Your cluster’s running smooth until data volume jumps, queries crawl, and something starts whispering about “persistent storage.” That’s when you meet Portworx TimescaleDB, the combo that keeps time‑series workloads steady no matter how wild your container lifecycle gets.
Portworx takes care of stateful persistence in Kubernetes. It provides block‑level storage that moves with your pods so databases don’t lose their place when nodes churn or hardware sneezes. TimescaleDB, meanwhile, sits atop PostgreSQL, optimizing it for massive time‑series inserts, retention policies, and hypertables made for IoT, metrics, and observability pipelines. Together they create an environment that’s consistent, high‑performance, and built for scaling without ritual sacrifices to YAML.
When you integrate Portworx with TimescaleDB, every write lands on reliable distributed storage.
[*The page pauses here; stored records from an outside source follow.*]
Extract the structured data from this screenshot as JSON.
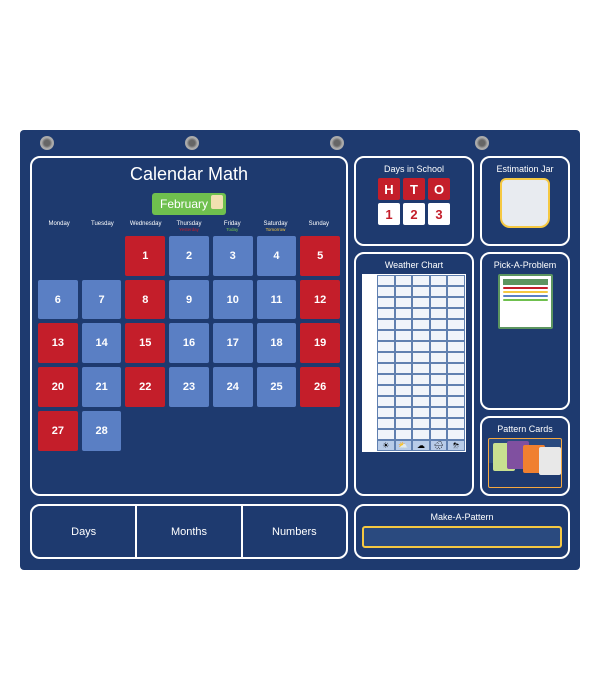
{
  "title": "Calendar Math",
  "month": "February",
  "weekdays": [
    "Monday",
    "Tuesday",
    "Wednesday",
    "Thursday",
    "Friday",
    "Saturday",
    "Sunday"
  ],
  "weekday_labels": [
    "",
    "",
    "",
    "Yesterday",
    "Today",
    "Tomorrow",
    ""
  ],
  "calendar": {
    "cells": [
      {
        "n": "",
        "c": "empty"
      },
      {
        "n": "",
        "c": "empty"
      },
      {
        "n": "1",
        "c": "red"
      },
      {
        "n": "2",
        "c": "blue"
      },
      {
        "n": "3",
        "c": "blue"
      },
      {
        "n": "4",
        "c": "blue"
      },
      {
        "n": "5",
        "c": "red"
      },
      {
        "n": "6",
        "c": "blue"
      },
      {
        "n": "7",
        "c": "blue"
      },
      {
        "n": "8",
        "c": "red"
      },
      {
        "n": "9",
        "c": "blue"
      },
      {
        "n": "10",
        "c": "blue"
      },
      {
        "n": "11",
        "c": "blue"
      },
      {
        "n": "12",
        "c": "red"
      },
      {
        "n": "13",
        "c": "red"
      },
      {
        "n": "14",
        "c": "blue"
      },
      {
        "n": "15",
        "c": "red"
      },
      {
        "n": "16",
        "c": "blue"
      },
      {
        "n": "17",
        "c": "blue"
      },
      {
        "n": "18",
        "c": "blue"
      },
      {
        "n": "19",
        "c": "red"
      },
      {
        "n": "20",
        "c": "red"
      },
      {
        "n": "21",
        "c": "blue"
      },
      {
        "n": "22",
        "c": "red"
      },
      {
        "n": "23",
        "c": "blue"
      },
      {
        "n": "24",
        "c": "blue"
      },
      {
        "n": "25",
        "c": "blue"
      },
      {
        "n": "26",
        "c": "red"
      },
      {
        "n": "27",
        "c": "red"
      },
      {
        "n": "28",
        "c": "blue"
      },
      {
        "n": "",
        "c": "empty"
      },
      {
        "n": "",
        "c": "empty"
      },
      {
        "n": "",
        "c": "empty"
      },
      {
        "n": "",
        "c": "empty"
      },
      {
        "n": "",
        "c": "empty"
      }
    ]
  },
  "days_in_school": {
    "title": "Days in School",
    "headers": [
      "H",
      "T",
      "O"
    ],
    "values": [
      "1",
      "2",
      "3"
    ]
  },
  "estimation": {
    "title": "Estimation Jar"
  },
  "weather": {
    "title": "Weather Chart",
    "rows": [
      "15",
      "14",
      "13",
      "12",
      "11",
      "10",
      "9",
      "8",
      "7",
      "6",
      "5",
      "4",
      "3",
      "2",
      "1"
    ],
    "icons": [
      "☀",
      "⛅",
      "☁",
      "🌧",
      "⛈"
    ]
  },
  "pick": {
    "title": "Pick-A-Problem"
  },
  "pattern": {
    "title": "Pattern Cards"
  },
  "make": {
    "title": "Make-A-Pattern"
  },
  "tabs": [
    "Days",
    "Months",
    "Numbers"
  ],
  "colors": {
    "board": "#1e3a6f",
    "red": "#c41e2a",
    "blue": "#5a7fc4",
    "green": "#6fc04e",
    "yellow": "#f5c842",
    "white": "#ffffff"
  }
}
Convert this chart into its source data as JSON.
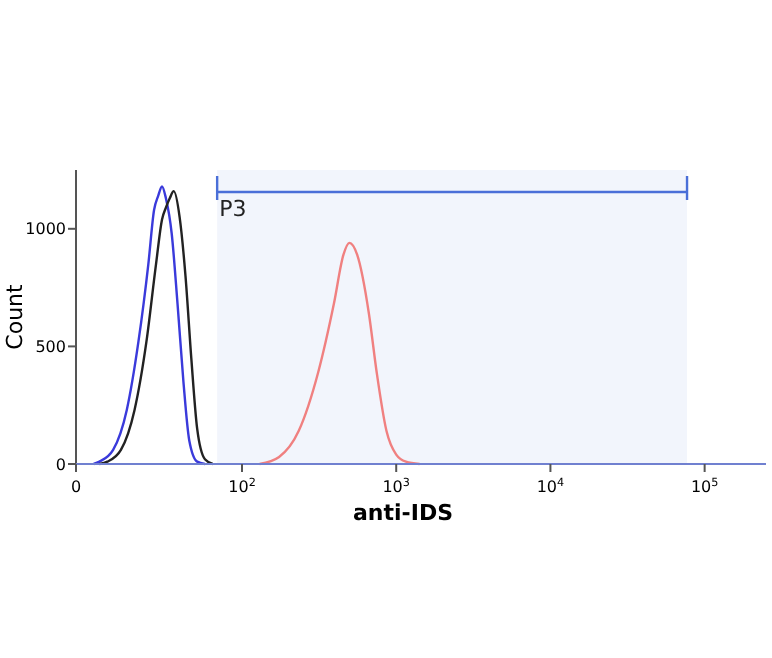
{
  "chart_data": {
    "type": "line",
    "xlabel": "anti-IDS",
    "ylabel": "Count",
    "log": "x",
    "xlim": [
      0,
      250000
    ],
    "ylim": [
      0,
      1250
    ],
    "xticks": [
      0,
      {
        "value": 100,
        "label": "10$^{2}$"
      },
      {
        "value": 1000,
        "label": "10$^{3}$"
      },
      {
        "value": 10000,
        "label": "10$^{4}$"
      },
      {
        "value": 100000,
        "label": "10$^{5}$"
      }
    ],
    "yticks": [
      0,
      500,
      1000
    ],
    "grid": false,
    "marker": "none",
    "line_style": "solid",
    "series": [
      {
        "color": "#3a3adb",
        "x": [
          10.9,
          11.9,
          14.6,
          17.9,
          21.3,
          24.7,
          26.9,
          28.6,
          30.3,
          32.1,
          35.0,
          38.2,
          41.7,
          45.5,
          51.2,
          57.5
        ],
        "values": [
          0,
          10,
          60,
          230,
          520,
          850,
          1080,
          1140,
          1180,
          1130,
          980,
          680,
          350,
          100,
          10,
          0
        ]
      },
      {
        "color": "#222222",
        "x": [
          11.9,
          13.4,
          16.4,
          20.1,
          24.0,
          27.7,
          30.3,
          32.1,
          34.0,
          36.1,
          39.4,
          43.0,
          46.9,
          51.2,
          57.5,
          64.6
        ],
        "values": [
          0,
          10,
          60,
          230,
          520,
          850,
          1040,
          1090,
          1130,
          1160,
          1050,
          800,
          450,
          150,
          20,
          0
        ]
      },
      {
        "color": "#f08080",
        "x": [
          130,
          174,
          233,
          312,
          394,
          455,
          497,
          558,
          665,
          747,
          865,
          1000,
          1156,
          1419
        ],
        "values": [
          0,
          30,
          140,
          390,
          680,
          890,
          940,
          890,
          640,
          390,
          140,
          40,
          10,
          0
        ]
      }
    ],
    "bands": [
      {
        "axis": "x",
        "from": 69,
        "to": 76900,
        "label": "P3",
        "color": "#4a6fd8"
      }
    ]
  }
}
Containers get persistent volumes with dynamic provisioning. Snapshots and replicas happen under your control, not by luck. Portworx tags volumes per namespace, maps them to apps, and secures them at the block level using identity from Kubernetes or cloud IAM. TimescaleDB then does what it does best: compress, query, and age data without burning CPU or storage budgets.
Shortcut answer:
Portworx TimescaleDB couples enterprise‑grade Kubernetes storage with a time‑series database built on PostgreSQL. You get scalable persistence, automated backups, and fast queries across billions of rows, all container‑native.
How do I connect Portworx and TimescaleDB?
Deploy Portworx as a Kubernetes storage class, then define a PersistentVolumeClaim for your TimescaleDB StatefulSet. Portworx provisions the underlying storage automatically. When pods move, the data moves too. Backups, thin provisioning, and encryption all follow Portworx’s storage policies.